Paragraphs 45 and 46 of GSTR 2009/4 provide a number of factors which may be considered when demonstrating whether premises are being held for the purpose of sale or, to some extent, held in relation to making input taxed supplies including:

    · marketing of the premises;

    · financial statements and accounting reports;

    · business plans, feasibility studies or minutes of meetings;

    · past activities of the entity; and

    · periods of actual leasing of the premises.

It is necessary to consider these factors on balance and there must be satisfactory evidence to support a conclusion that the premises are being held for sale, or for some other purpose. No single factor or piece of evidence will be sufficient, particularly where other evidence suggests a contrary purpose. For example, the fact that the premises were not marketed for sale through usual channels will not of itself support a conclusion that the premises were not held for sale, as negotiations may have already been entered into with a prospective buyer.

Your tax agent contends that during the period you intended to sell the premises does not constitute the premises being held for a dual purpose. We agree that an intention to sell at some time in the future without more, will not necessarily amount to an application of the premises for sale. However, the fact that an Asset Sale Agreement was drafted on a specified date and subsequently entered into, suggests that the premises were held for sale at some point during (or prior to) this period. Therefore, it is relevant to consider whether the premises were held for a dual purpose prior to the expiration of the 'five year period'.

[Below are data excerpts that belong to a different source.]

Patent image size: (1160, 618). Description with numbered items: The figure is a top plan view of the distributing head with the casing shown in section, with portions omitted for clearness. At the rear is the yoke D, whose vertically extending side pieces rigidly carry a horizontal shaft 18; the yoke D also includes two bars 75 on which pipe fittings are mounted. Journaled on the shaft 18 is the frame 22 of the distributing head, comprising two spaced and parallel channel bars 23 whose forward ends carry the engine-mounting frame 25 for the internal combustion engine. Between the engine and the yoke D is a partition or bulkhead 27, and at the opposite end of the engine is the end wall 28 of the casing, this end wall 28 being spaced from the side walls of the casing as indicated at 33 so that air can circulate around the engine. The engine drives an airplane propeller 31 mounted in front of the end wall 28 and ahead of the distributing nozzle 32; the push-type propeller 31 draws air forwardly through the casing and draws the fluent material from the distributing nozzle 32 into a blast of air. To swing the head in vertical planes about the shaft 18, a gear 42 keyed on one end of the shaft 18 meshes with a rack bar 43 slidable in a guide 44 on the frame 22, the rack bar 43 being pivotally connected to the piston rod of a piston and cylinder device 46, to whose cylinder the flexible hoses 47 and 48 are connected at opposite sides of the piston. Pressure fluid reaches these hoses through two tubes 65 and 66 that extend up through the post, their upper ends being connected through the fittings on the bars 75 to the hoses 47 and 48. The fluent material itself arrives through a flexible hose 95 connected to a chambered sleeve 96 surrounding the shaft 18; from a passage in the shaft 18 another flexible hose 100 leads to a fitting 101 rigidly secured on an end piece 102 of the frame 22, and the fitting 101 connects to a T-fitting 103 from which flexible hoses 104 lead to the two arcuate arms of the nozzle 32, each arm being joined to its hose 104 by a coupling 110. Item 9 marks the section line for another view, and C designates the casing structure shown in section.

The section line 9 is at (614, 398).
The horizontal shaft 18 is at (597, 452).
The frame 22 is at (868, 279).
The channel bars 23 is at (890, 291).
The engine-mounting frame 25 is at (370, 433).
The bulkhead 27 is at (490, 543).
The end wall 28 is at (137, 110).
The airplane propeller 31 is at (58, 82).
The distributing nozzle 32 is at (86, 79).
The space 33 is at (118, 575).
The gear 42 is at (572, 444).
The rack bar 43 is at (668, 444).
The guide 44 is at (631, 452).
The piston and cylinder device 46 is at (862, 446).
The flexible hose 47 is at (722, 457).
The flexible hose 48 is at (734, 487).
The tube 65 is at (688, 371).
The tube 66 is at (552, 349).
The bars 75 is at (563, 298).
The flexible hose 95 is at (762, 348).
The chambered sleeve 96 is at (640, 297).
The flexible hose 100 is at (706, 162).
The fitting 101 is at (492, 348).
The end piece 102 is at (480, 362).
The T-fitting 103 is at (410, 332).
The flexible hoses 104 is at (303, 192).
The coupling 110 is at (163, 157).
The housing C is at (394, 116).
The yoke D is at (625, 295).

We accept that the premises continued to be held solely for rental during the period that negotiations took place to transfer the assets of the company by selling the shares in Entity A. We also acknowledge that 'turning your mind' to selling an asset will not constitute the property being held for sale. It follows that the mere drafting of an Asset Sale Agreement by itself would not necessarily be conclusive. However, given the negotiations between Entity A and Entity B for Entity B to acquire the premises and the timeframe from the drafting and signing of the agreement we consider that the negotiations had progressed beyond merely 'contemplating' the sale of the premises.

In the absence of any facts to the contrary, we consider that on balance the evidence supports that the premises were held for sale at the time that the agreement was drafted. Entity A is considered to have held the premises for the sole purpose of making input taxed supplies residential accommodation for a period in excess of five years. From the date the agreement was drafted, Entity A is considered to have applied the premises for dual purposes concurrently. That is, they applied the premises for the purpose of both making input taxed supplies residential accommodation in accordance with paragraph 40-35(1)(a) of the GST Act and, in this case, an input taxed supply of residential premises under section 40-65 of the GST Act.

As such, as the premises were only used for making input taxed supplies of residential rent (under section 40-35 of the GST Act) for a continuous period of 5 years prior to the sale of the property, the premises are not 'new residential premises'. Therefore, the sale of the residential premises (comprising the student accommodation premises and associated communal areas) will be an input taxed supply in accordance with section 40-65 of the GST Act.